# Gunn Lake Mine gets some new muscle



## Eric M. (Jan 3, 2008)

My bash of the Bantam gas shovel is complete!  The weathering is a combination of dry brush techniques and airbrushing.  Here she is loaded on the heavy flat ready to make the trek to the woods:









 










 
I tried to keep the weathering not too over the top but still represent a well used machine.








 








 
The miners didn't look too thrilled when this thing rolled into their turf.









 
Bob unloads her near the mine.  The primary role of the shovel will be to clear landslides and other MOW tasks on the southeast loop









 








 http://wegmuller.org/v-web/gallery/albums/album24/IMG_4669.jpg[/img]
I'm not sure if this thing would need more maintenance if it was steam powered.  Seems like they always have a bucket of grease, an oil can and tools around when the shovel is in action.









 










 









 

Bob looks pretty proud of the new shovel.  No doubt she'll earn her keep pretty quick.
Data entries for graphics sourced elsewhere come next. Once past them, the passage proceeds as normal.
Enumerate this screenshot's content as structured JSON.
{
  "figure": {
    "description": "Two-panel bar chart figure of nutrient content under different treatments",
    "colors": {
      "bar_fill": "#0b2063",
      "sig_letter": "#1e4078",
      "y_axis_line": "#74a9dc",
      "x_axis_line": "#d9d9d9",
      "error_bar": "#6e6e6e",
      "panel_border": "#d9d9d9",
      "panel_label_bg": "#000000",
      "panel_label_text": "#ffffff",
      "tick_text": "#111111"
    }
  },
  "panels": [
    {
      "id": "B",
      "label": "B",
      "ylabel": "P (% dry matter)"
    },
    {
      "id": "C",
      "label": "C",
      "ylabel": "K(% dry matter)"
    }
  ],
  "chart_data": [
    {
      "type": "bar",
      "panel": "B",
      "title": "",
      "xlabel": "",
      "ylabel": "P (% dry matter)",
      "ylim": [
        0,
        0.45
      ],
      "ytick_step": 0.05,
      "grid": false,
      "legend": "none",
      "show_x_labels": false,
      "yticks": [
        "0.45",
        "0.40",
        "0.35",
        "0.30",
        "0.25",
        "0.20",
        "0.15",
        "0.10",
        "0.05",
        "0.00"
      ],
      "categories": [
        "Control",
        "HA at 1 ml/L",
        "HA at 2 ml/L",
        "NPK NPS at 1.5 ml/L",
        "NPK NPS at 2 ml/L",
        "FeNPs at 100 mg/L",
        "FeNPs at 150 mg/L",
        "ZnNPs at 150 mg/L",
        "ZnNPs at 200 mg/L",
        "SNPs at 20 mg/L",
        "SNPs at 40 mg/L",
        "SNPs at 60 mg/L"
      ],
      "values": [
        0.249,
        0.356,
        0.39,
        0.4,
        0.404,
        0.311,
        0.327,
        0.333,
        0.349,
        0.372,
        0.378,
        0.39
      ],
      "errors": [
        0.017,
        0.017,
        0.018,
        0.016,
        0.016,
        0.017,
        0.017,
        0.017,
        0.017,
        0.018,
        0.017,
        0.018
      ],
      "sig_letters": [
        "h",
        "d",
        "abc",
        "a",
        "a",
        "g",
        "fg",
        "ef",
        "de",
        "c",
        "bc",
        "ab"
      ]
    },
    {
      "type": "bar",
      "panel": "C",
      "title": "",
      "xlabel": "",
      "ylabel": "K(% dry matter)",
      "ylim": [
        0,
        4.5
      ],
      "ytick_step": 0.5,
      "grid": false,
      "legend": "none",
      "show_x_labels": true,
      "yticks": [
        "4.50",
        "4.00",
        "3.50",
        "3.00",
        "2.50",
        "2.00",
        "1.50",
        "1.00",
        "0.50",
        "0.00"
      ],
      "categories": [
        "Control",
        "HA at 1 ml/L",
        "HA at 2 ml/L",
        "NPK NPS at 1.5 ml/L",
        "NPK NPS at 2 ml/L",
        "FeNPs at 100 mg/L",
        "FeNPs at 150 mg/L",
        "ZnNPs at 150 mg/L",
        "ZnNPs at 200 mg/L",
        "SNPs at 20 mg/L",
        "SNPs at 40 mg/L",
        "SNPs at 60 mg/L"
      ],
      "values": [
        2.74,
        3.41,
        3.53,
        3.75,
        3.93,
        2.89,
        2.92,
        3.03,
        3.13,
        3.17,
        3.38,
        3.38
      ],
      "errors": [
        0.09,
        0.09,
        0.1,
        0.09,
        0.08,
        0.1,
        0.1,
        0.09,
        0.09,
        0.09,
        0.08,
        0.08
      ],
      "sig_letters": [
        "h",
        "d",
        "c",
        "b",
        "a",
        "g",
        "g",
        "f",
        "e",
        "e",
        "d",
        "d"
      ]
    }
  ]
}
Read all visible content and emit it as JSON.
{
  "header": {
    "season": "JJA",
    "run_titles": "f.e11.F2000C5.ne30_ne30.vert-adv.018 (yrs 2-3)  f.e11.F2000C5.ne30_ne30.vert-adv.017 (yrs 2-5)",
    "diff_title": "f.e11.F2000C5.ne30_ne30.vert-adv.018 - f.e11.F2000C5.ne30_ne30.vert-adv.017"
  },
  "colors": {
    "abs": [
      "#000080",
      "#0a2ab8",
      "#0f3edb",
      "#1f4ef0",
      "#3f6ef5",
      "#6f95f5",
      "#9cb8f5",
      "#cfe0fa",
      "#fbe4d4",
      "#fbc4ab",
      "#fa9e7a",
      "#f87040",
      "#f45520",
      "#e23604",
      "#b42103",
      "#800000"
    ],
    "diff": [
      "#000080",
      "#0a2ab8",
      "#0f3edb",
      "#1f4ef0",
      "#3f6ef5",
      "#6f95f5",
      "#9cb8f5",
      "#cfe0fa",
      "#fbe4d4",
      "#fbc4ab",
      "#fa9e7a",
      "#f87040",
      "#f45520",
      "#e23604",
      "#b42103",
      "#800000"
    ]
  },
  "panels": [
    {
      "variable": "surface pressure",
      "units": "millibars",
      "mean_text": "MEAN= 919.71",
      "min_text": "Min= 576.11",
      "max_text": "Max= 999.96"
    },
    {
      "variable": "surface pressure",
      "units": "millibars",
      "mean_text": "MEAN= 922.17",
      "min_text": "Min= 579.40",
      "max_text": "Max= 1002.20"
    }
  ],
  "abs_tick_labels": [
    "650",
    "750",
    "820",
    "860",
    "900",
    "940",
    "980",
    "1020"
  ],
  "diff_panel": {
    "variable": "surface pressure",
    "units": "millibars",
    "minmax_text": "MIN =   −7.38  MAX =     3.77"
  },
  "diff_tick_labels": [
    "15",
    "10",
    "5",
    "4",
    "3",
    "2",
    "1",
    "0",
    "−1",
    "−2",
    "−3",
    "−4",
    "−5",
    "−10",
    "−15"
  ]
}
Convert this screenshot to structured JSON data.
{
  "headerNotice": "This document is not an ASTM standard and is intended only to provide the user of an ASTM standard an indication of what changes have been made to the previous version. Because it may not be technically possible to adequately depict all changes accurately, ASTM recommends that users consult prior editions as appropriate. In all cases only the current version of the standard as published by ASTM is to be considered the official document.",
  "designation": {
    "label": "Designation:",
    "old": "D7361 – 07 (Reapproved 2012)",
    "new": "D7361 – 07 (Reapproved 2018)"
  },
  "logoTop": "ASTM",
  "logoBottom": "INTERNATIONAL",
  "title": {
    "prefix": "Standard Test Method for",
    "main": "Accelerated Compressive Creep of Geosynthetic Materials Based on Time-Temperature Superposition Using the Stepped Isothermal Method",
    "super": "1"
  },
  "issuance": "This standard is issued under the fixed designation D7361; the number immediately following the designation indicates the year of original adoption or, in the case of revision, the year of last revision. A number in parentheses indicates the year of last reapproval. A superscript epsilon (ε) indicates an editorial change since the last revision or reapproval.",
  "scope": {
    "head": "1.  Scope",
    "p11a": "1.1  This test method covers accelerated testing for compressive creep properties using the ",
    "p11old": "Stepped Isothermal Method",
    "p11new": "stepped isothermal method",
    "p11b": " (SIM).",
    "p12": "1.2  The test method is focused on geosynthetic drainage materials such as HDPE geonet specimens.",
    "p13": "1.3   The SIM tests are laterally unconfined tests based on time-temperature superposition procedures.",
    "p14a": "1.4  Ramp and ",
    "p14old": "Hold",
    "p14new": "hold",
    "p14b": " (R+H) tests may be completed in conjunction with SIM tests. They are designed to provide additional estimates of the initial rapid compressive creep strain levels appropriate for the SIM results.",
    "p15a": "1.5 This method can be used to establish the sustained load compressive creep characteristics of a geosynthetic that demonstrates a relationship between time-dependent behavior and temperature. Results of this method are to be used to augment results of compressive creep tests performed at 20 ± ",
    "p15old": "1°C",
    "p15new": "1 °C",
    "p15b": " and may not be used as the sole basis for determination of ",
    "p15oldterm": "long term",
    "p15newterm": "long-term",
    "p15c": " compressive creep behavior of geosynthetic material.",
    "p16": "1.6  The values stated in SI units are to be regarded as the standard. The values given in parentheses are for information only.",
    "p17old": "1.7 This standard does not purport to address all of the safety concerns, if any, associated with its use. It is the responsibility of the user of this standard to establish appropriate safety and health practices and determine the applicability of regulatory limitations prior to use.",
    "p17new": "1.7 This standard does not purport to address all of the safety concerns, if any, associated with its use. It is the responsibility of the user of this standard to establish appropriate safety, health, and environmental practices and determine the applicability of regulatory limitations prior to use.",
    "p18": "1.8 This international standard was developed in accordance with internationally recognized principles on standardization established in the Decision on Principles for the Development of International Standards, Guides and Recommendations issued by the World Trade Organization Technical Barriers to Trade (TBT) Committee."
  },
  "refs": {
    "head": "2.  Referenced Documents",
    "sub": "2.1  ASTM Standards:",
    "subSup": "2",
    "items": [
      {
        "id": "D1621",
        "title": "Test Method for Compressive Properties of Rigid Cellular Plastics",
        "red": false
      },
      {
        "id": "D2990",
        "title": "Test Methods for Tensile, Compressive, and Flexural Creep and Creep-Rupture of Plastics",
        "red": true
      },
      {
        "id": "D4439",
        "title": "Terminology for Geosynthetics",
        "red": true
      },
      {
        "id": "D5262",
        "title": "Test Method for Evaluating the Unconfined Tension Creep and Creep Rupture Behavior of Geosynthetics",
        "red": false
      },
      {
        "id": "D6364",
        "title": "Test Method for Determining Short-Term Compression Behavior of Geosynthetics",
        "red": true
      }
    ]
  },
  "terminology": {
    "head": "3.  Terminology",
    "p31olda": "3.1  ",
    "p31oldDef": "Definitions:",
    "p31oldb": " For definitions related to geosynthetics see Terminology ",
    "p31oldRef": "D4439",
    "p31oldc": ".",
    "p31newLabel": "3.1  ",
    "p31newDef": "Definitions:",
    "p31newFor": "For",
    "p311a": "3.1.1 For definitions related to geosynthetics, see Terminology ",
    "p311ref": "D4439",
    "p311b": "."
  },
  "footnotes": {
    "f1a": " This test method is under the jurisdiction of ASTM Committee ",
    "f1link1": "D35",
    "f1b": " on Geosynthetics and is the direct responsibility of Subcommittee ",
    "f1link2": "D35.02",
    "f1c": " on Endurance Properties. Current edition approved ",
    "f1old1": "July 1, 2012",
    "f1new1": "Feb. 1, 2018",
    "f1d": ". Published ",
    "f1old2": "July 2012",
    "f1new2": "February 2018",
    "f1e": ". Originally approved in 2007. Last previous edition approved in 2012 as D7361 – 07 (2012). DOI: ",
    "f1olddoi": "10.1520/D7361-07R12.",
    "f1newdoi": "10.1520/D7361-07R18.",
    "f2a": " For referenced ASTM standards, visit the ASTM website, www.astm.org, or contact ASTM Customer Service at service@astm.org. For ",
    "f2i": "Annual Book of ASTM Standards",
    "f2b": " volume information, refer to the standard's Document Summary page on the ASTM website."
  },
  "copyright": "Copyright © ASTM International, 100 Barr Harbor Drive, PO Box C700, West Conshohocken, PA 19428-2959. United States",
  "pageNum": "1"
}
I installed tiny little magnets in the bottom of some choice pieces of clutter so all the buckets, cans, toolboxes, etc. can be positioned wherever I like.  The "grease" in the bucket is black silicone caulk.  Thanks for looking!



Regards,


----------



## Torby (Jan 2, 2008)

Love all that detail! 

That bucket of grease is cool.


----------



## SE18 (Feb 21, 2008)

looks terrific


----------



## Les (Feb 11, 2008)

Thanks for taking time to post those pixes. The magnet idea is excellent for the small stuff, BTW. That grease bucket is cool.

Les


----------



## dillo99 (Jan 3, 2008)

That's beautiful. Nice job!


----------



## SteveC (Jan 2, 2008)

If anyone is interested in a PDF file format of Eric's topic use the link below.

*1:20.3afying a Steam Shovel*
*File Format: PDF / File Size: 1.5MB*
*Left-click to open - Right-click to download*


----------



## Les (Feb 11, 2008)

Mindreader.







I was meaning to ask how to get the saved file on that, but didn't know what to ask for. Thanks for taking the time & trouble to set it up the way you did.

Les


----------